A COMMON MISTAKE users are likely to make is to forget that they are dealing with translated terms. For example, suppose we wished to look for `(SWAP (LIST 1 A))` with `occur-lst`. We would never find it with

```(occur-lst '(SWAP (LIST 1 A)) clause)
```
because that presentation of the term contains macros and other abbreviations. By using :trans (see trans) we can obtain the translation of the target term. Then we can look for it with:
```(occur-lst '(SWAP (CONS '1 (CONS A 'NIL))) clause)
```
Note in particular that you must
```* eliminate all macros and
* explicitly quote all constants.
```
We recommend using `:trans` to obtain the translated form of the terms in which you are interested, before programming your hints.

An alternative is to use the expression `(prettyify-clause clause nil nil)` in your hint to convert the current goal clause into the s-expression that is actually printed. For example, the clause

```((NOT (CONSP X)) (SYMBOLP Y) (EQUAL (CONS '1 (CAR X)) Y))
```
``prettyifies'' to
```(IMPLIES (AND (CONSP X)
(NOT (SYMBOLP Y)))
(EQUAL (CONS 1 (CAR X)) Y))
```
which is what you would see printed by ACL2 when the goal clause is that shown.

However, if you choose to convert your clauses to prettyified form, you will have to write your own explorers (like our `occur-lst`), because all of the ACL2 term processing utilities work on translated and/or clausal forms. This should not be taken as a terrible burden. You will, at least, gain the benefit of knowing what you are really looking for, because your explorers will be looking at exactly the s-expressions you see at your terminal. And you won't have to wade through our still undocumented term/clause utilities. The approach will slow things down a little, since you will be paying the price of independently consing up the prettyified term.

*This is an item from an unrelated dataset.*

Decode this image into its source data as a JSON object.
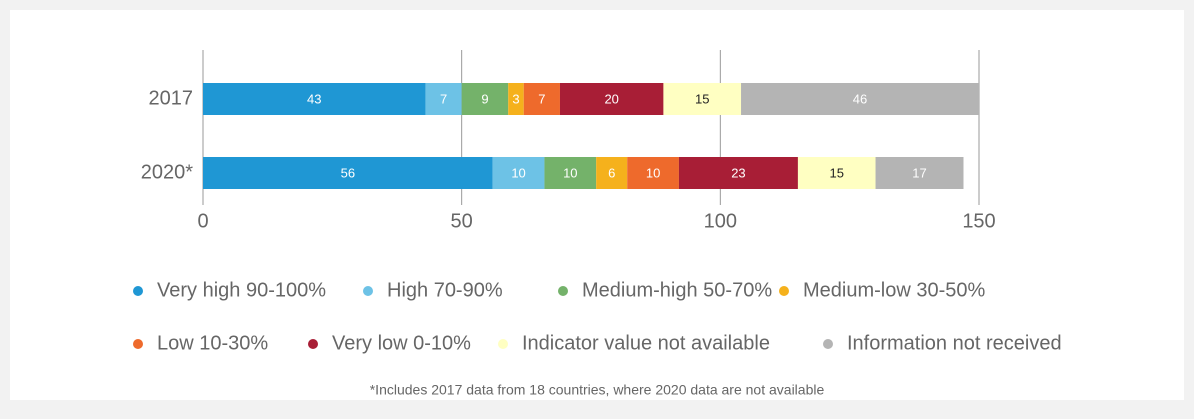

We make one more note on this example. We said above that the computed hint:

```(if (occur-lst '(swap a) clause)
'(:use (:instance all-swaps-have-the-property (x A)))
nil)
```
will add the hypothesis `(THE-PROPERTY (SWAP A))` to every goal containing `(SWAP A)` -- except the children of goals to which the hypothesis was added.

It bears noting that the subgoals produced by induction and top-level forcing round goals are not children. For example, suppose the hint above fires on "Subgoal 3" and produces, say, "Subgoal 3'". Then the hint will not fire on "Subgoal 3'" even though it (still) contains `(SWAP A)` because "Subgoal 3'" is a child of a goal on which the hint fired.

But now suppose that "Subgoal 3'" is pushed for induction. Then the goals created by that induction, i.e., the base case and induction step, are not considered children of "Subgoal 3'". All of the original hints are available.

Alternatively, suppose that "Subgoal 3' is proved but forces some other subgoal, "Subgoal 1" which is attacked in Forcing Round 1. That top-level forced subgoal is not a child. All the original hints are available to it. Thus, if it contains `(SWAP A)`, the hint will fire and supply the hypothesis, producing "Subgoal 1'". This may be unnecessary, as the hypothesis might already be present in "Subgoal 1". In this case, no harm is done. The hint won't fire on "Subgoal 1" because it is a child of "Subgoal 1" and the hint fired on that.